100%|█████████████████████████████████████████████████████████████████████████████| 4477/4477 [00:00<00:00, 8689.03it/s]

Size of Src vocabulary: 7675
Size of Tgt vocabulary: 7675





As usual, we need to save both vocabularies for later use (i.e., for when we want to train our model).

In [14]:
max_words = 20000

In [15]:
vocab_src_file_name = target_path+ 'test-src.vocab' #'ABC.train-src-{}.vocab'.format(max_words)
vocab_tgt_file_name = target_path+ 'test-tgt.vocab' #'ABC.train-tgt-{}.vocab'.format(max_words)

torch.save(vocab_tgt, vocab_tgt_file_name)
torch.save(vocab_src, vocab_src_file_name)

### Vectorize Sentences

With both vocabularies, we can now vectorize all sentences in the source and target language.

In [18]:
## In case of unseen sentences, keep using train vocab index
src_path = 'data/corpora/Awe.datasets_binary/'
vocab_src = torch.load( src_path+ 'train-src.vocab')# "ABC.train-src-20000.vocab")
vocab_tgt = torch.load( src_path+ 'train-tgt.vocab')#"ABC.train-tgt-20000.vocab")

In [20]:
dataset_file_name = target_path + 'ABCN.test.bea19.pairtxt'#"ABC.train.gold.bea19.txt"
output_file = open(target_path + 'test-vectorized.txt', 'w')#'ABC.train-src-tgt-vectorized.txt', "w")
num_samples = get_line_count(dataset_file_name)
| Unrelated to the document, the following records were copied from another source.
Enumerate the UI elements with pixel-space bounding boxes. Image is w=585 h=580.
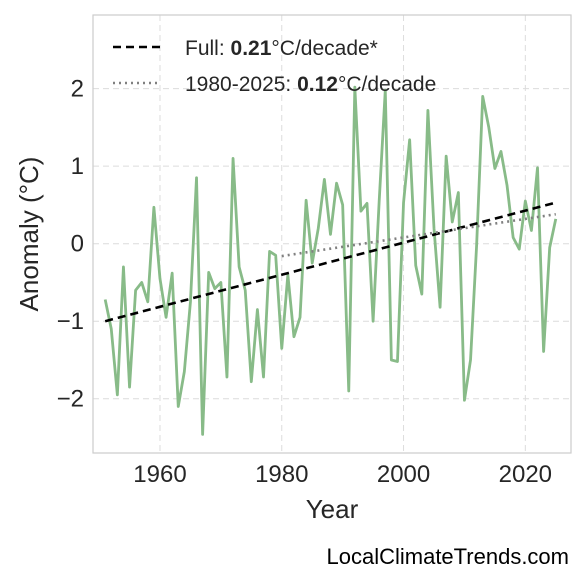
x-axis-label: Year — [306, 494, 359, 524]
trend-line-full — [104, 201, 557, 323]
x-tick-label: 2020 — [499, 461, 552, 488]
plot-frame — [92, 14, 572, 454]
legend-entry-full: Full: 0.21°C/decade* — [185, 37, 378, 60]
y-tick-label: −2 — [57, 386, 84, 413]
legend: Full: 0.21°C/decade* 1980-2025: 0.12°C/d… — [113, 37, 436, 96]
y-tick-labels: −2 −1 0 1 2 — [57, 76, 84, 413]
grid — [93, 15, 571, 453]
y-axis-label: Anomaly (°C) — [14, 157, 44, 312]
x-tick-label: 1980 — [255, 461, 308, 488]
trend-line-1980 — [281, 212, 556, 258]
series-layer — [103, 85, 558, 436]
y-tick-label: −1 — [57, 308, 84, 335]
x-tick-labels: 1960 1980 2000 2020 — [133, 461, 552, 488]
y-tick-label: 1 — [71, 153, 84, 180]
y-tick-label: 2 — [71, 76, 84, 103]
x-tick-label: 1960 — [133, 461, 186, 488]
legend-entry-1980: 1980-2025: 0.12°C/decade — [185, 73, 436, 96]
x-tick-label: 2000 — [377, 461, 430, 488]
y-tick-label: 0 — [71, 231, 84, 258]
watermark: LocalClimateTrends.com — [326, 544, 570, 569]
anomaly-line — [103, 85, 558, 436]
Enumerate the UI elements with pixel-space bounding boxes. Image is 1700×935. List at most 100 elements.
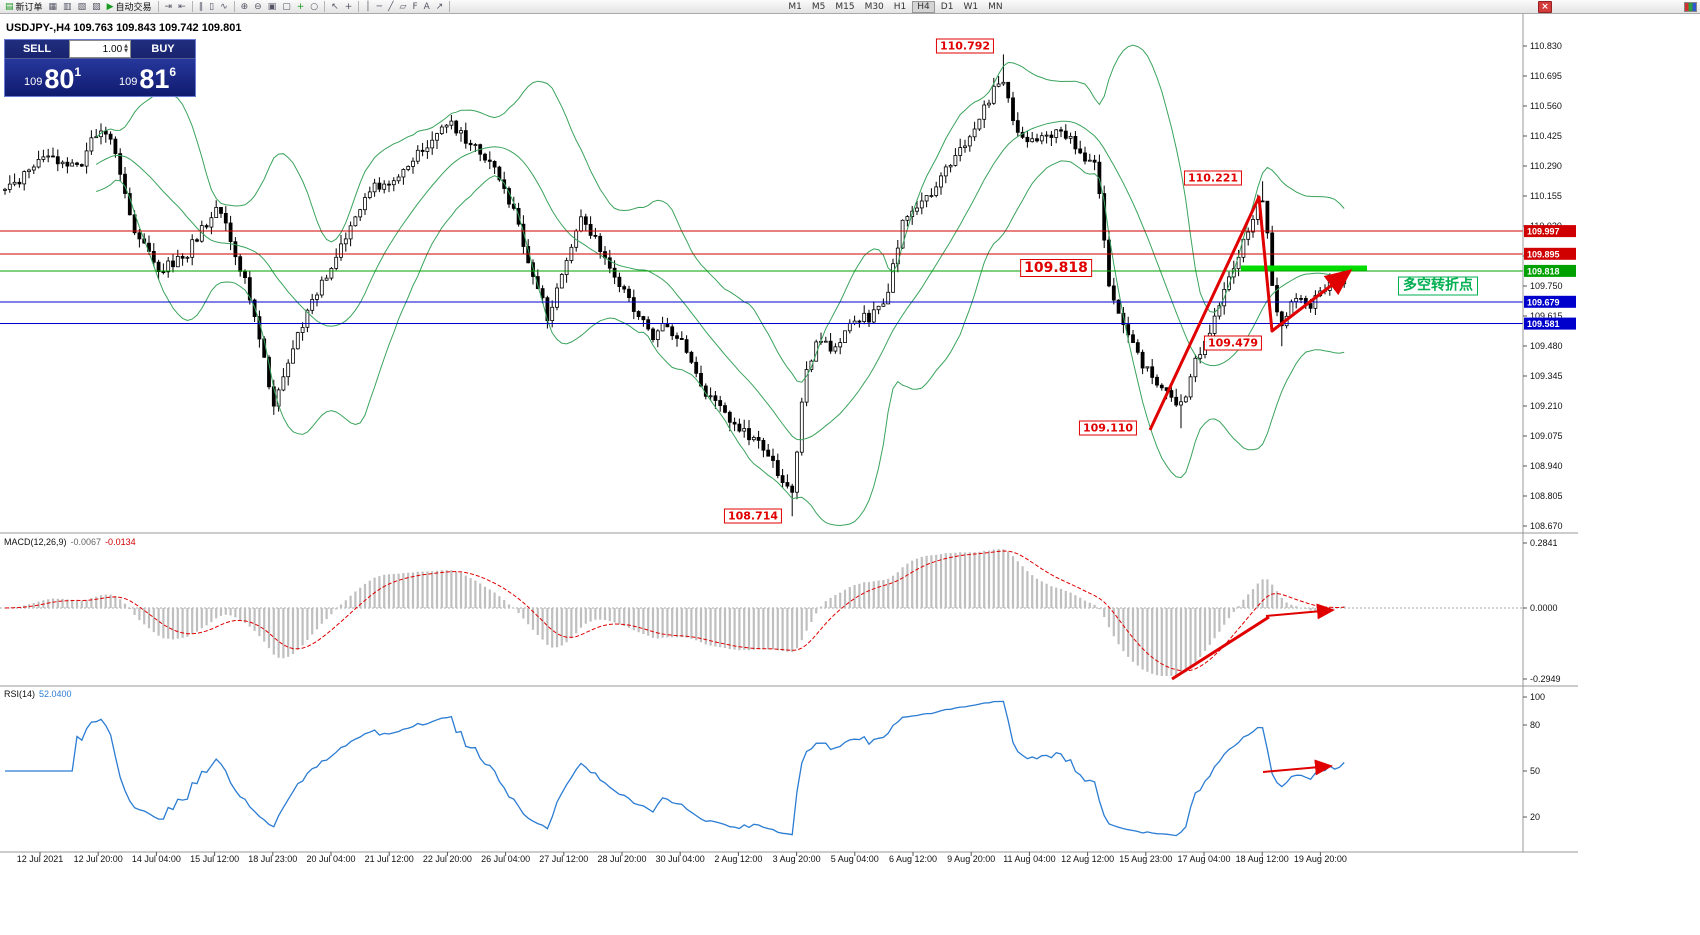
timeframe-m15-button[interactable]: M15 (835, 1, 855, 12)
price-tag: 109.997 (1527, 227, 1560, 237)
red-trend-arrow (1262, 759, 1333, 776)
horizontal-line-icon[interactable]: ─ (375, 1, 384, 13)
price-tag: 109.679 (1527, 297, 1560, 307)
price-axis-label: 109.750 (1530, 281, 1563, 291)
zoom-in-icon[interactable]: ⊕ (239, 1, 251, 13)
time-axis-label: 28 Jul 20:00 (597, 854, 646, 864)
new-chart-icon: ▢ (282, 1, 291, 12)
auto-trading-label: 自动交易 (115, 2, 152, 12)
timeframe-m1-button[interactable]: M1 (788, 1, 802, 12)
volume-value: 1.00 (102, 43, 123, 55)
price-axis-label: 108.670 (1530, 521, 1563, 531)
new-order-label: 新订单 (15, 2, 43, 12)
one-click-trade-panel: SELL 1.00 ▲ ▼ BUY 109 80 1 109 81 6 (4, 39, 196, 97)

with open(dataset_file_name) as file:
    with tqdm(total=num_samples) as t:
        for line in file:
            line = line.strip()

            try:
                src, tgt = line.split("\t")
                # Vectorize both texts 
                src_vec = vocab_src.lookup_indices(tokenize_eng(src))
                tgt_vec = vocab_tgt.lookup_indices(tokenize_eng(tgt))  
#                 print(src,tgt)
                # Write both texts to the output file (use tab as separator)
                output_file.write("{}\t{}\n".format(" ".join([str(idx) for idx in src_vec]), " ".join([str(idx) for idx in tgt_vec])))        
            except:
                # Detect error in sentence_pair file
                # for removing them from m2 coz we need to assert size of m2 and our hypothesis(output)
                print("====\nRejecting ...\n",line,"====")
                
                pass
            finally:
                # Update progress bar
                t.update(1)
            
output_file.flush()
output_file.close()     

FileNotFoundError: [Errno 2] No such file or directory: 'data/corpora/test/ABCN.test.bea19'

## Summary

Collecting and preparing datasets for training machine translation models is a crucial step in building high-quality translation systems. The process involves sourcing parallel corpora, which consist of sentences or texts in the source language along with their translations in the target language. These corpora can be obtained from various sources such as public repositories, government documents, news articles, or through crowdsourcing.

Once the parallel corpora are acquired, preprocessing steps are applied to clean and normalize the data. This includes tokenization to split sentences into words or subword units, lowercasing, handling special characters, and cleaning the text by removing noise, punctuation, and irrelevant information. Sentence alignment ensures that each sentence in the source language corresponds correctly to its translation in the target language.

Furthermore, data augmentation techniques can be employed to increase the dataset size and improve model performance. Techniques like back-translation and sentence length filtering can be applied to augment and filter the dataset, respectively. These preprocessing steps ensure that the data is in a suitable format for training the machine translation models, enabling effective learning of language patterns and translation mappings.